Uma estudante, um ex-presidiário, um engenheiro, uma assistente social, um policial e um deficiente mental (parece que estou prestes a contar uma piada) estão presos como ratos em uma ratoeira, dentro de um labirinto de cubos interligados e sem saída aparente. Eles não têm ideia de como chegaram ali ou por que foram escolhidos. Sem a possibilidade de encontrar água ou comida, e após analisarem mais profundamente a situação, os seis descobrem que algumas salas possuem armadilhas com equipamentos destrutivos.

Como podemos definir Cube, filme canadense de 1997, dirigido e coescrito por Vincenzo Natali? Terror matemático, thriller kafkiano, surrealismo industrial, ficção científica geométrica ou tudo isso junto?

Na verdade, poucas pessoas perceberam que Cube é, na essência, uma versão experimental do filme Um Barco e Nove Destinos (Lifeboat, 1944), de Alfred Hitchcock, um dos melhores e mais subestimados filmes do mestre do suspense.

Assim como Um Barco e Nove Destinos, em Cube temos praticamente um filme de guerra que se passa todo em um cenário claustrofóbico e improvável. O barco, assim como o estranho cubo onde os personagens estão inseridos, se transforma no palco onde vemos o desenrolar de situações típicas de um filme desse tipo: combates, luta pela sobrevivência, estratégias, traições, sabotagens, tréguas e pactos.

A única diferença é que Cube é uma versão mais sombria e simbolicamente carregada nos menores detalhes. O elenco é formado por atores canadenses relativamente desconhecidos nos Estados Unidos na época do lançamento do filme. O nome de cada personagem está conectado a uma prisão do mundo real: Quentin (San Quentin, Califórnia), Holloway (Reino Unido), Kazan (Rússia), Rennes (França), Alderson (Alderson, Virgínia Ocidental), Leaven & Worth (Leavenworth, Kansas).

O filme também faz uso de uma abordagem bastante peculiar de jogos de videogame, especialmente jogos de plataforma: temos blocos que se movimentam, armadilhas, uma noção de quebra-cabeça, recompensas e punições, e até um conceito de fases. Cada personagem, assim como nos jogos, possui características que podem ser mais ou menos úteis dependendo da situação. Temos Kazan (Andrew Miller) como um autista sábio e mentalmente calculador, David Worth (David Hewlett) como um designer involuntário da estrutura externa do cubo, Quentin (Maurice Dean Wint) como um policial que logo assume o comando de forma agressiva (aliás, a transformação desse personagem ao longo do filme é espetacular – ele assume o papel de herói e vilão ao mesmo tempo), Leaven (Nicole de Boer) como uma jovem estudante de matemática, Dra. Helen Holloway (Nicky Guadagni), uma médica de clínica gratuita adepta a teorias da conspiração, Rennes (Wayne Robson), um conhecido “artista de fuga”, que já escapou de sete prisões, e, finalmente, Alderson (Julian Richings), o primeiro a morrer no cubo (com a morte mais impactante) e o único a não conhecer os outros.

Uma das melhores coisas do filme é que ele se desenvolve plenamente numa abordagem niilista.
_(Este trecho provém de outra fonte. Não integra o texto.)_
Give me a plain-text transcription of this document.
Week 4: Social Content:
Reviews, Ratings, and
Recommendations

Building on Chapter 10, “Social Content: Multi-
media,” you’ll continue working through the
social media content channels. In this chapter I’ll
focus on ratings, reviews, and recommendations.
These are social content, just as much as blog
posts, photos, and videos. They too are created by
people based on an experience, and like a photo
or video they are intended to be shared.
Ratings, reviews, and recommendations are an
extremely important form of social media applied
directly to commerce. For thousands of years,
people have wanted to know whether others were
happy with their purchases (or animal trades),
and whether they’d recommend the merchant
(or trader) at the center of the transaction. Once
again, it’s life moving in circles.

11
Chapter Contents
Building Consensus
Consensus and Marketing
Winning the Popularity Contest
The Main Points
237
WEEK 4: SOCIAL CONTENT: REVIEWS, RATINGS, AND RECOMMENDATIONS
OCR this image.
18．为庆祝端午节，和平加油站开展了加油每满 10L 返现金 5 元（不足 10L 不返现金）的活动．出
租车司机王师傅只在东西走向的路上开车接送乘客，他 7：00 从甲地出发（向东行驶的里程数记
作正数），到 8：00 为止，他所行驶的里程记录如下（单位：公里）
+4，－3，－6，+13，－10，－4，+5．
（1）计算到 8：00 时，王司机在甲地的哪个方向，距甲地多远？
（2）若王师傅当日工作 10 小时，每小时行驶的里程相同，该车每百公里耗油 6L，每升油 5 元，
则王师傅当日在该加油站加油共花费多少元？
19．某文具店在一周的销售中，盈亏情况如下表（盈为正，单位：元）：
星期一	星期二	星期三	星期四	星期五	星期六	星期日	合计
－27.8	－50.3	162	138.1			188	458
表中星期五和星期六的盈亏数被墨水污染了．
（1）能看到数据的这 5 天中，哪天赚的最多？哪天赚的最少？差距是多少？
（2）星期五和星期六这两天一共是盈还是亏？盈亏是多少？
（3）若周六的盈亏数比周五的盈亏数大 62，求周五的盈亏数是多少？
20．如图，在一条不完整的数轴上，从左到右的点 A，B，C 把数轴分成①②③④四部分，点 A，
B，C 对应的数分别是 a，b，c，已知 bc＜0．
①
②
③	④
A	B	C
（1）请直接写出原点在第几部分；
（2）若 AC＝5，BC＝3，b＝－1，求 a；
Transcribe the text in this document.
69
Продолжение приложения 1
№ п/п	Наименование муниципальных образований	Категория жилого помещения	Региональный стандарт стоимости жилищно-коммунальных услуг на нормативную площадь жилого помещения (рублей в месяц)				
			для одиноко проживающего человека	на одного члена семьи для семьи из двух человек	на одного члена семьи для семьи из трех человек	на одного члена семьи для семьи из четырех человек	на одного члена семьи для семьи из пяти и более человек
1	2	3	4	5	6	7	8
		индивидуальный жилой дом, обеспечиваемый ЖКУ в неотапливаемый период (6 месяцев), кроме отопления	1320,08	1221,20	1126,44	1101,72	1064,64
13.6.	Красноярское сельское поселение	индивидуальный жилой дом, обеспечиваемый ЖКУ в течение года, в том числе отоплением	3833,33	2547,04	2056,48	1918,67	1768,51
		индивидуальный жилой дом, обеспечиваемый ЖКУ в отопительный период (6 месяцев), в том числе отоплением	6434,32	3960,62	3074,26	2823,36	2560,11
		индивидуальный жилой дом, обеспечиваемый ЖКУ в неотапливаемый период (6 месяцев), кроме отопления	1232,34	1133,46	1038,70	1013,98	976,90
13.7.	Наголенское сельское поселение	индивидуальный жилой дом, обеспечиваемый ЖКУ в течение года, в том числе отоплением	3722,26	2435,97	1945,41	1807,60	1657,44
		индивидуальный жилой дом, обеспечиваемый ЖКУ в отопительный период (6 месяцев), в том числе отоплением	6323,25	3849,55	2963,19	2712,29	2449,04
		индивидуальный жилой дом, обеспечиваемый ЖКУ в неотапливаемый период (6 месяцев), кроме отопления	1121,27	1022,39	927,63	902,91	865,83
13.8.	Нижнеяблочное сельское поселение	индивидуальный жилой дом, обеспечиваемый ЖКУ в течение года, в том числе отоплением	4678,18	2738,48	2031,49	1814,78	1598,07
Não há explicação para o motivo de estarem ali. Os personagens (e certamente o público) se questionam sobre isso o tempo todo. Seriam eles criminosos e o cubo parte de uma sentença penal? Estariam sendo ensinados uma lição (como em Jogos Mortais)? Seria algum tipo de diversão sádica de ricos desumanizados? Não, aparentemente não há nada disso. O filme é tão simples quanto se pode descrever: há uma estrutura absurda de um grande e labiríntico cubo, composto por diversas salas cúbicas internas com armadilhas. Nesse espaço, são colocadas algumas pessoas comuns e aparentemente sem conexão, e elas, sem saber onde estão ou, muito menos, por que estão ali, vivem tentando sobreviver.

Todo o filme se desenrola nas tensões e ações dos personagens e se constrói em uma situação dada e não justificada. Alguns críticos veem isso como um defeito. Eu vejo como um dos maiores méritos do filme.

É um filme de premissas. Concordo com o portal Bloody Disgusting quando diz que a atuação de má qualidade e o roteiro fraco não prejudicam nem um pouco um filme que habilmente trabalha premissas interessantes, boas doses de suspense, uma excelente direção e generosas porções de “gore” muito bem feito, quase que lascivamente perfeito.

Adoro quando uma obra artística se manifesta no mundo sem pedir licença ao público para existir. Meu Deus, como eu amo esse tipo de filme, onde a criatividade se manifesta livremente, sem indulgência, permitindo-se caminhar na borda do ridículo, do absurdo e do genial.